Entrywise Eigenvector Analysis of Random Matrices with Low Expected Rank

Recovering low-rank structures via eigenvector perturbation analysis is a common problem in statistical machine learning, such as in factor analysis, community detection, ranking, matrix completion, among others. While a large variety of bounds are available for average errors between empirical and population statistics of eigenvectors, few results are tight for entrywise analyses, which are critical for a number of problems such as community detection.
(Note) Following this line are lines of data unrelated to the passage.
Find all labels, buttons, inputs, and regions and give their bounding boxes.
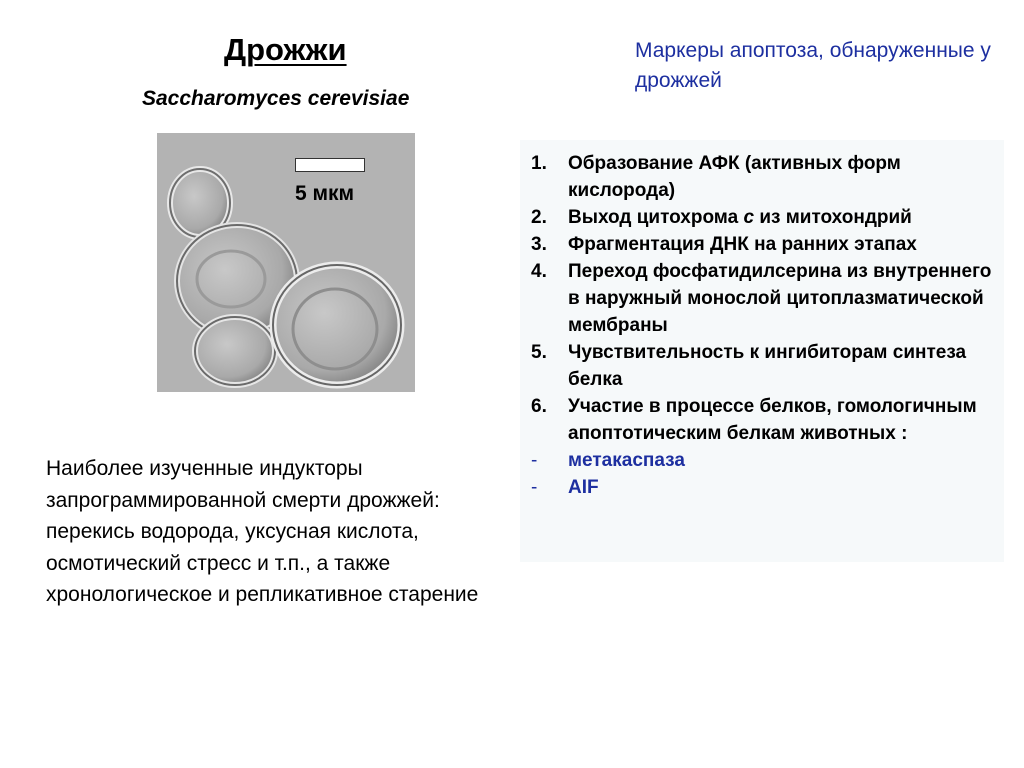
list-item [531,231,996,258]
list-number: 6. [531,396,547,417]
yeast-cells-image [157,133,415,392]
sub-list-text: AIF [568,477,599,498]
list-number: 5. [531,342,547,363]
list-number: 4. [531,261,547,282]
scale-bar [295,158,365,172]
sub-list-item [531,447,996,474]
sub-list-dash: - [531,450,538,471]
sub-list-dash: - [531,477,538,498]
slide-title: Дрожжи [224,32,347,67]
list-text: Образование АФК (активных форм кислорода) [568,153,901,201]
list-text-part: из митохондрий [754,207,912,228]
list-item [531,204,996,231]
markers-heading: Маркеры апоптоза, обнаруженные у дрожжей [635,39,991,92]
sub-list-text: метакаспаза [568,450,685,471]
list-number: 1. [531,153,547,174]
list-text [568,204,996,231]
markers-list [520,140,1004,562]
list-item [531,258,996,339]
list-text: Фрагментация ДНК на ранних этапах [568,234,917,255]
list-number: 2. [531,207,547,228]
list-text: Чувствительность к ингибиторам синтеза белка [568,342,967,390]
yeast-micrograph [157,133,415,392]
sub-list-item [531,474,996,501]
species-name: Saccharomyces cerevisiae [142,87,410,110]
list-text: Переход фосфатидилсерина из внутреннего в наружный монослой цитоплазматической мембраны [568,261,992,336]
list-item [531,150,996,204]
list-number: 3. [531,234,547,255]
scale-label: 5 мкм [295,182,355,205]
list-text-italic: с [743,207,755,228]
list-item [531,393,996,447]
list-text: Участие в процессе белков, гомологичным апоптотическим белкам животных : [568,396,977,444]
inducers-paragraph: Наиболее изученные индукторы запрограммированной смерти дрожжей: перекись водорода, уксусная кислота, осмотический стресс и т.п., а также хронологическое и репликативное старение [46,457,479,606]
list-text-part: Выход цитохрома [568,207,744,228]
list-item [531,339,996,393]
This paper investigates entrywise behaviors of eigenvectors for a large class of random matrices whose expectations are low-rank, which helps settle the conjecture in Abbe et al. (2014b) that the spectral algorithm achieves exact recovery in the stochastic block model without any trimming or cleaning steps. The key is a first-order approximation of eigenvectors under the $\ell_\infty$ norm: $$u_k \approx \frac{A u_k^*}{\lambda_k^*},$$ where $\{u_k\}$ and $\{u_k^*\}$ are eigenvectors of a random matrix $A$ and its expectation $\mathbb{E} A$, respectively. The fact that the approximation is both tight and linear in $A$ facilitates sharp comparisons between $u_k$ and $u_k^*$. In particular, it allows for comparing the signs of $u_k$ and $u_k^*$ even if $\| u_k - u_k^*\|_{\infty}$ is large. The results are further extended to perturbations of eigenspaces, yielding new $\ell_\infty$-type bounds for synchronization ($\mathbb{Z}_2$-spiked Wigner model) and noisy matrix completion.